"I originally trained as a highway engineer, before joining RedR UK as a member in the 1990’s. I’ve worked on six different responses to Ebola outbreaks, including Uganda in the early 1990’s and more recently as part of the response to the 2015 outbreak in West Africa.
My specialism is in Water and Sanitation, and Infection Prevention Control (IPC) which also includes “bio safety”. I make sure that aid workers wear the Personal Protection Equipment (PPE) suits correctly so there’s no chance of getting infection. When the infected person has been in a place I clean the area; I wear a suit and I spray the area with chlorine solution and wipe it all down and make sure that no one else catches the disease. You can catch Ebola from the surface of a table, so things have to be cleaned very carefully and thoroughly.
In DRC, we were working in Itipo and Iboko; two villages in the northwest of the country.

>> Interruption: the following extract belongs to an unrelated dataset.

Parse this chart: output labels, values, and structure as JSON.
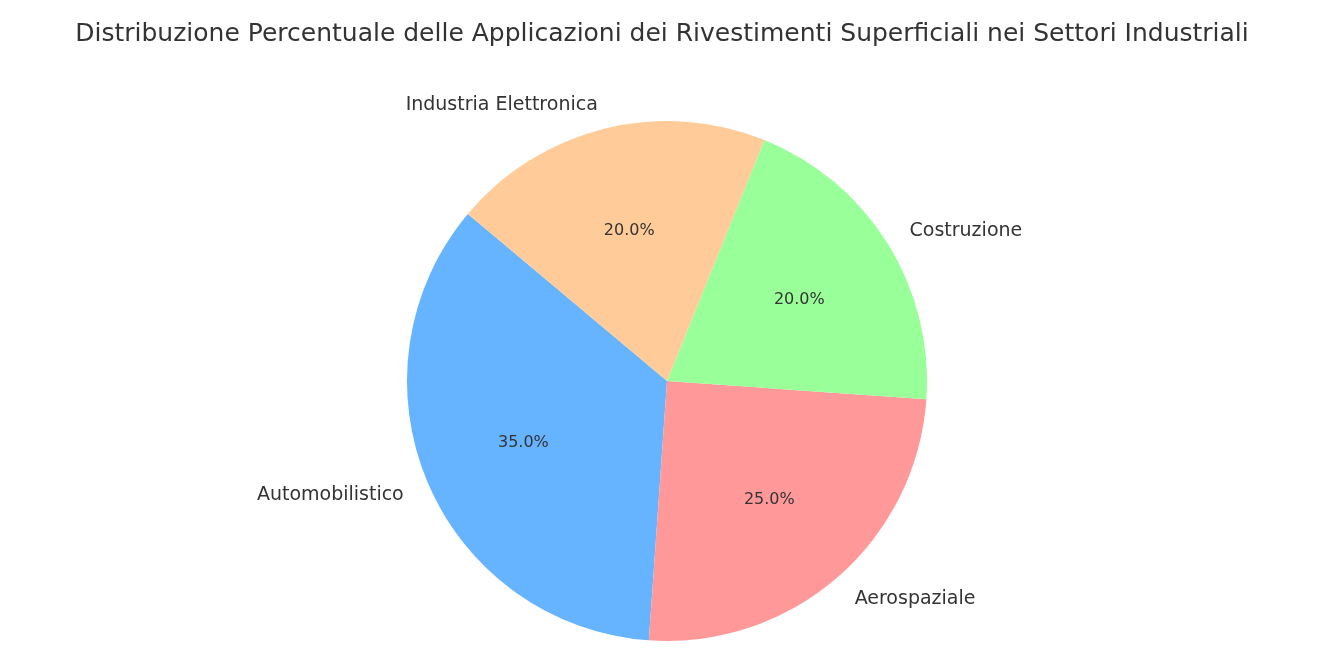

Itipo was one of the main centres of the outbreak and we suspected that there might be more cases coming from Iboko as it’s a very remote, rural region and the people there had very little knowledge of the disease and how to stop it spreading.
There was already a health centre in Itipo, but they didn’t have a specialist isolation ward. The initial idea was to hold any suspected infected patients in Itipo and Iboko, for blood testing, then send them on to Bikoro the Ebola Management Centre. But the patients coming to Itipo didn’t want to travel any further, so we had to build a centre in Itipo too.
From an engineering perspective, one of the initial challenges was trying to get building materials into the villages; we were in the middle of the bush and the roads were very muddy and difficult to access. We ended up using helicopters to move materials around! There was also no electricity and no Wi-Fi, so I resorted to drawing rough designs on bits of paper and then sending photographs of my drawings through whenever I had a chance."